LeClerc condemned the use of executive actions by UMSU in the past, stressing greater emphasis should be placed on council involvement in decision making.

UMSU For You

Presidential candidate and current Arts Student Body Council president Tanjit Nagra spoke positively of CFS, saying UMSU ought to reconcile with the organization so students can enjoy unbridled access to the various services CFS has to offer.

“I’d like to solve whatever issue CFS has with UMSU and hopefully move on and prosper together,” she said.

Nagra condemned the fashion in which past UMSU executives have dealt with CFS, as did her running mate seeking the position of vice-president internal, Harrison Katz. Katz went on to blame personal politics for the poor relationship and said there is no place for that in the student union.

UMSU Forward

Presidential candidate and current CFS-MB treasurer Niall Harney spoke out against the way past UMSU executives handled dealings with the federation. Harney criticized the lack of transparency and condemned the fact that students ultimately paid for services but failed to receive them in their full scope due to UMSU’s decision to withhold fees.

“CFS has had to scale back the breadth of services they can provide, as well as the number of campaigns it can engage in,” he claimed. “It’s been working on a bare-bones sort of model for about three years now.”

Harney continued to say he would like to see more CFS activity on campus, advocating for allowing the organization to table for free on university grounds, a privilege most student groups enjoy that the federation currently does not.

Harvey also said he believes in reigniting provincial lobbying efforts.

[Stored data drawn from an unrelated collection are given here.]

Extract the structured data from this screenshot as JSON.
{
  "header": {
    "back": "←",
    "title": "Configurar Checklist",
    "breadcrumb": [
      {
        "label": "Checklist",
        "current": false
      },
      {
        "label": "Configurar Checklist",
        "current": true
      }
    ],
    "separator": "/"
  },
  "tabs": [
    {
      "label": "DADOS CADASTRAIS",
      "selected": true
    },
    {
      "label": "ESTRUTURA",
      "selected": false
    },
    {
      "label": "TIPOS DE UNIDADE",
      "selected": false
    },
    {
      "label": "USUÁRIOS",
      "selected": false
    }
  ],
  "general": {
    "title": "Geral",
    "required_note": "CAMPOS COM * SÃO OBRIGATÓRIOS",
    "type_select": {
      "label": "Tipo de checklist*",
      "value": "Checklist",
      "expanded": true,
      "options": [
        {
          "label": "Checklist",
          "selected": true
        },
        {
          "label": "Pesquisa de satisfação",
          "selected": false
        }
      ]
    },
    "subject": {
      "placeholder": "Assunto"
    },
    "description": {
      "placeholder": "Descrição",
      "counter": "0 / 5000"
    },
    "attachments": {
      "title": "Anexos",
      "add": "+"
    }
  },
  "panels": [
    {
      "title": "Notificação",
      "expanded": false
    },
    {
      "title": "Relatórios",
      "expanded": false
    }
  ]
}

But he added he is not interested in pushing an agenda as an UMSU executive. Rather, he prioritizes being an active representative and respondent to students at the U of M.

Take Back

Presidential candidate and current UMSU students living with disabilities representative Andrew Fenwick strongly pushed for mending relations between UMSU and CFS.

Fenwick called for the two organizations to act more in sync, saying cooperation is more conducive to positive outcomes. He argued the recent disputes between UMSU and CFS have only resulted in dramatic losses for the student body, claiming the student union lost access to services offered by the federation.

Fenwick advocated for striking a more harmonious balance between UMSU and CFS, acknowledging the U of M as an individual university while stressing the importance of being a part of the larger student movement.